Traditionally, private houses have sloping roofs (e.g. “saddle roofs”), and it has primarily been commercial and industrial buildings which have had flat roofs. Flat, or nearly flat, roofs have, however, become more and more common also in private homes and cottages, and although they are dimensioned to withstand snow loads, it can be both comfortable and clever to remove snow using heating cables. This is particularly true for roofs which are covered with roofing membrane, normally not intended for manual snow cleaning (due to risk of damaging the membrane with snow shovels).
For snow melting on flat roofs, an area power of approximately 200W/m2 is recommended, with the linear power of the heating cable not exceeding 20W/m.
Attachment to flat roofs may be by using bituminous glue or similar, attachment bands, or sandwiching between two layers of roofing membrane. With the latter method, a temperature sensor should be installed in direct contact with the heating cable and used protection against overheating.
Nexans offers several products that are suitable for snow melting systems on flat roofs.
TXLP Single conductor heating cable
Single conductor heating cable (also called drum cable) is quite suitable for snow melting installation on flat roofs.
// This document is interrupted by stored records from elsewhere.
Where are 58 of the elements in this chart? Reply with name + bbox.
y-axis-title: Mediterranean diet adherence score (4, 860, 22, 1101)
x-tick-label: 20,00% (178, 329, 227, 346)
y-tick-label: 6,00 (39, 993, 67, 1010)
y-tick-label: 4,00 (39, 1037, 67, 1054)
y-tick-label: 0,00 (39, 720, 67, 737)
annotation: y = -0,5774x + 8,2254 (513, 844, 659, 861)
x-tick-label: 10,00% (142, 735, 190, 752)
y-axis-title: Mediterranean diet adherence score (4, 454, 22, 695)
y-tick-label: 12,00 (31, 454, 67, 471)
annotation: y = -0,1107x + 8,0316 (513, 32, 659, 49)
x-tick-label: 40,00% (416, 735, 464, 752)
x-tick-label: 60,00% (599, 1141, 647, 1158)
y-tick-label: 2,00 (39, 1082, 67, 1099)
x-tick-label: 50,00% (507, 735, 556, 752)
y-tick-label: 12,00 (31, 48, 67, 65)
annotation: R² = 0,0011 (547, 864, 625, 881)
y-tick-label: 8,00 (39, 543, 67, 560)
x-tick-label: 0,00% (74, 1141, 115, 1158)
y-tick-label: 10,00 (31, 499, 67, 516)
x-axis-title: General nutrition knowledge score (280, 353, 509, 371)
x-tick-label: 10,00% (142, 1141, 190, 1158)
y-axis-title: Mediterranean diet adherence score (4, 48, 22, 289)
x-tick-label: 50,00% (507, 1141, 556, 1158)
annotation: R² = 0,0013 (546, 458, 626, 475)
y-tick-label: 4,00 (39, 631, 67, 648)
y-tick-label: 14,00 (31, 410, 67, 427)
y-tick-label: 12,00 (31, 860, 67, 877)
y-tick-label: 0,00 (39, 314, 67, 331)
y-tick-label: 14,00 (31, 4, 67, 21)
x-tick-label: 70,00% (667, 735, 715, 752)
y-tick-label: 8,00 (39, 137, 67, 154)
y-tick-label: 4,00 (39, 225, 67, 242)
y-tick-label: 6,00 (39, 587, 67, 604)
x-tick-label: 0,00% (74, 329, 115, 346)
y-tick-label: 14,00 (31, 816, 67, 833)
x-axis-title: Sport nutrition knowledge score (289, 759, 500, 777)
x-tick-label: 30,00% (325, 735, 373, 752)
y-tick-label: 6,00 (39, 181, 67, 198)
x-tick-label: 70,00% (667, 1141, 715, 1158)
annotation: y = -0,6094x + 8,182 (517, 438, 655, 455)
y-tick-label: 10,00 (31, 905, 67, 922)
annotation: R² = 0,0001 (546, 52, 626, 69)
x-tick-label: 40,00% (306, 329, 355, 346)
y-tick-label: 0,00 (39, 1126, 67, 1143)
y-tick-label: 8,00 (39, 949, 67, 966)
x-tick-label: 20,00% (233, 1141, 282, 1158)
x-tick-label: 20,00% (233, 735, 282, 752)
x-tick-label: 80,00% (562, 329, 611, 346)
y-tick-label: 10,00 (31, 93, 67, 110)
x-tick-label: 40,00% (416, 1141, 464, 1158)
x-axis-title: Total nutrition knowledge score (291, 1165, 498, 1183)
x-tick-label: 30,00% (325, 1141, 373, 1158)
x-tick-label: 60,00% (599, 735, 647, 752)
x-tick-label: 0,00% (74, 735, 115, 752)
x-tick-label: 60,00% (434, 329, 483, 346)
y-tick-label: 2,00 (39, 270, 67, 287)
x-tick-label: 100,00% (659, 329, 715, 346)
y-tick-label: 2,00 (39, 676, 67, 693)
Since the cable should be laid in such a way that the "end" of the cable comes back to the starting point of the installation, some planning of the installation is required. Single conductor heating cable systems should be calculated by a person possessing experience with such systems.
DEFROST PIPE self-regulating heating cable
DEFROST PIPE is a family of self-regulating heating cables. A major advantage of self-regulating heating cables is that they will never overheat, yet they will emit more power when needed, i.e. when they are covered by snow. The variant called DEFROST PIPE 20 yields 20W/m at 10°C, and will be very suitable for this application. Recommended distance between cable strings is about 10cm. Using a wider separation between the strings gives a risk of the heat emission of the cables decreasing, before the snow between the strings has melted. When using self-regulating heating cables, the power supply circuitry must be dimensioned with respect to the inrush current that may occur in such heating cables. Self regulating heating cable systems should be calculated by a person possessing experience with such systems.
TXLP Heating cable elements
TXLP Heating cable elements (17W/m) is well suited for this application. Used in conjunction with attachment bands, giving a distance between the cable strings of 10 cm, yields an area power of 170W/m2.